With a Bognor Regis resort launching the world’s biggest claw machine, internet searches on how to win prizes from them have apparently surged.
Following the news of the claw machine at Butlin’s, UK searches for “How to win a claw machine” and “Claw machine hack” have both surged 5,000% in the last seven days, say gaming experts, as the July heatwave, following a record-breaking June, drives millions of Brits towards seaside arcades.


This weekend, coastal temperatures are forecast to hit 32C.
EsportsGG gaming and arcade experts say this particular weekend may be one of the best conditions in years to actually walk away from a claw machine with a prize.
The reason has nothing to do with skill, and everything to do with the weather outside.
Patrick Webb, Games and Arcade Expert at EsportsGG, says: “Nobody thinks about the weather when they step up to a claw machine. But they should, especially this weekend.
“The humidity levels the UK is recording right now change the physics of every grab in a way that works in the player’s favour.
“Packed arcades full of hot, sweaty Brits make that effect even stronger. Most people will queue up this weekend, lose a fiver, and blame their luck.

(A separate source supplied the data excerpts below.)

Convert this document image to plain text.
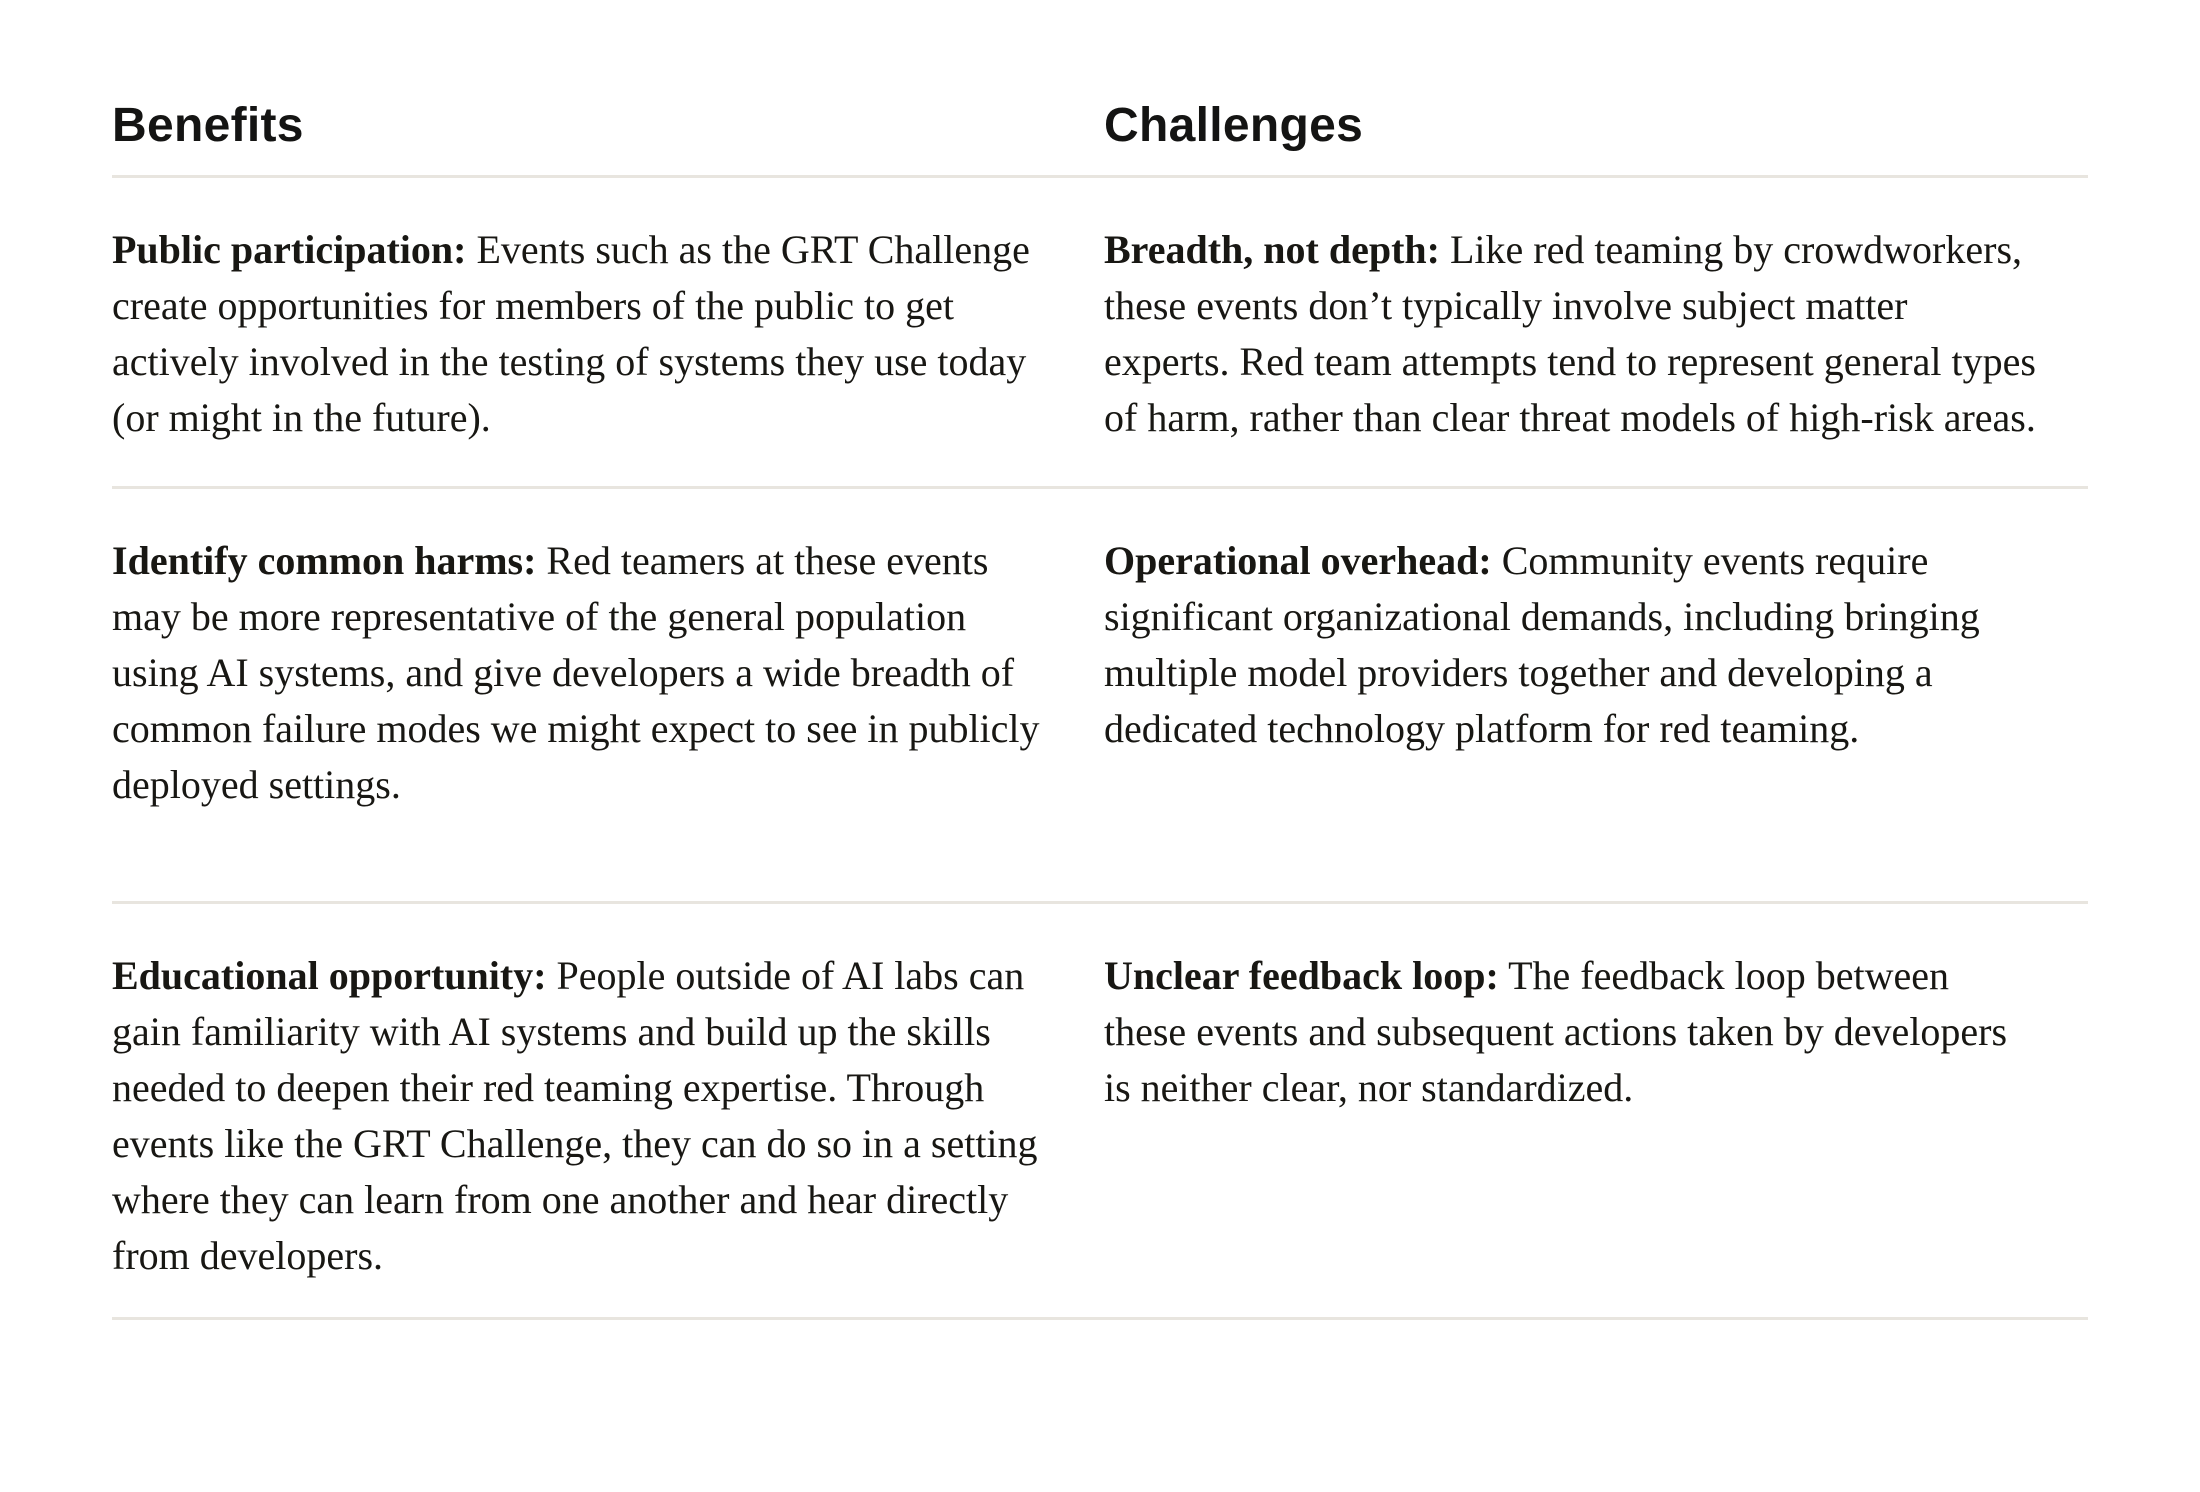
Benefits	Challenges

Public participation: Events such as the GRT Challenge create opportunities for members of the public to get actively involved in the testing of systems they use today (or might in the future).

Breadth, not depth: Like red teaming by crowdworkers, these events don’t typically involve subject matter experts. Red team attempts tend to represent general types of harm, rather than clear threat models of high-risk areas.

Identify common harms: Red teamers at these events may be more representative of the general population using AI systems, and give developers a wide breadth of common failure modes we might expect to see in publicly deployed settings.

Operational overhead: Community events require significant organizational demands, including bringing multiple model providers together and developing a dedicated technology platform for red teaming.

Educational opportunity: People outside of AI labs can gain familiarity with AI systems and build up the skills needed to deepen their red teaming expertise. Through events like the GRT Challenge, they can do so in a setting where they can learn from one another and hear directly from developers.

Unclear feedback loop: The feedback loop between these events and subsequent actions taken by developers is neither clear, nor standardized.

“The ones who know what the humidity is doing will be walking out with prizes.”
To help Brits make the most of arcade trips this weekend, Patrick Webb and the team at EsportsGG have shared four expert hacks:
Use the humidity, it genuinely changes the physics of the grab
This is not a trick that works every day of the year. With England’s relative humidity peaking at 63% and dew points around 22C this weekend figures the Met Office notes are more oppressive than the July 2022 heatwave, the fabric and filling of plush toys absorbs moisture from the air. This makes prizes measurably heavier than the operator’s calibration accounts for. The claw’s grip threshold, set to be profitable at a dry baseline weight, is suddenly working slightly in the player’s favour. Target toys sitting on top of the pile and aim for a limb or ear rather than the body mass.
The claw grip is weakest at full extension
The claw motor has to work hardest – and grip is at its loosest – when the arm is fully extended to the far end of the machine. The cable mechanism loses tension over distance. Never target a prize at the back of the pit. The same claw that would hold a toy cleanly at the front will drop it every time at the rear.
Position the claw for the descent point, not over the centre of the prize
The most common technical mistake players make is lining up the claw directly over the middle of the toy. The correct approach is to offset it slightly toward a part of the toy that sticks out, a head, ear, or limb so that as the prongs close, they bracket rather than encircle. One prong hooking under a stuffed animal’s ear produces a far more reliable lift than three prongs loosely clutching a torso.
Listen to the claw close before you play
Operators can reduce claw grip strength to control payout rates and a throttled machine sounds different. A full-grip machine closes with a decisive, single-motion sound. A machine set to minimum grip produces a softer close, sometimes with a slight hesitation or two-stage sound in the motor. Listen to the claw drop on an empty section of the pit before committing. If the close sounds soft or hesitant, walk away.